Europe’s new tax on high-carbon imports is bad news for China
Last month, European lawmakers set the bloc’s climate goals in stone, legally committing to reduce net greenhouse emissions 55% below 1990 levels by 2030, and to reach net zero by 2050. Now they’re about to tackle the hard part: Agreeing on how to actually do that.
On July 14, the European Commission introduced a set of 12 proposals—that it’s calling “Fit for 55″—that legislators will debate and possibly approve over the next two years. They range from a total phaseout of gas-fueled cars, to tighter caps on emissions from power plants, vehicles, and farms, to new support for low-carbon aviation fuels, to a carbon tax on certain imports, to new measures to increase carbon uptake by forests. Overall, the package constitutes the world’s most detailed and ambitious set of climate change policies.

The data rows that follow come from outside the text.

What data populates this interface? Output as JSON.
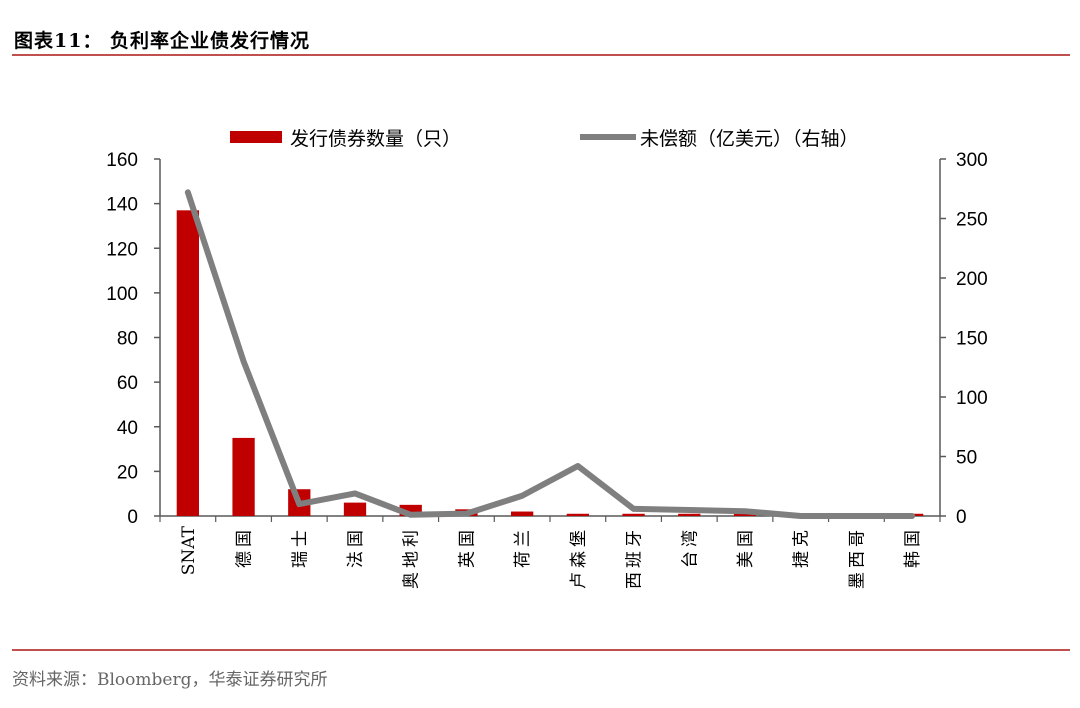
{
  "figure": {
    "title": "图表11：  负利率企业债发行情况",
    "source": "资料来源：Bloomberg，华泰证券研究所"
  },
  "colors": {
    "bar": "#c00000",
    "line": "#7f7f7f",
    "rule": "#c0504d"
  },
  "chart_data": {
    "type": "bar",
    "categories": [
      "SNAT",
      "德国",
      "瑞士",
      "法国",
      "奥地利",
      "英国",
      "荷兰",
      "卢森堡",
      "西班牙",
      "台湾",
      "美国",
      "捷克",
      "墨西哥",
      "韩国"
    ],
    "series": [
      {
        "name": "发行债券数量（只）",
        "type": "bar",
        "axis": "left",
        "values": [
          137,
          35,
          12,
          6,
          5,
          3,
          2,
          1,
          1,
          1,
          1,
          0,
          0,
          1
        ]
      },
      {
        "name": "未偿额（亿美元）（右轴）",
        "type": "line",
        "axis": "right",
        "values": [
          272,
          130,
          10,
          19,
          1,
          2,
          17,
          42,
          6,
          5,
          4,
          0,
          0,
          0
        ]
      }
    ],
    "y_left": {
      "min": 0,
      "max": 160,
      "ticks": [
        "0",
        "20",
        "40",
        "60",
        "80",
        "100",
        "120",
        "140",
        "160"
      ]
    },
    "y_right": {
      "min": 0,
      "max": 300,
      "ticks": [
        "0",
        "50",
        "100",
        "150",
        "200",
        "250",
        "300"
      ]
    },
    "legend_position": "top",
    "grid": false
  }
}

Overall, EU emissions are already declining, but far from fast enough, and emissions from transportation are still on the rise. Because the goal applies to the bloc as a whole, lawmakers will need to navigate a familiar but thorny divide between wealthier nations that are keen to plow full-steam ahead on climate action, and poorer ones that still rely heavily on fossil fuels. And they’ll need to decide how much support to channel to the former European colonies in Africa and elsewhere that are the most vulnerable to climate impacts.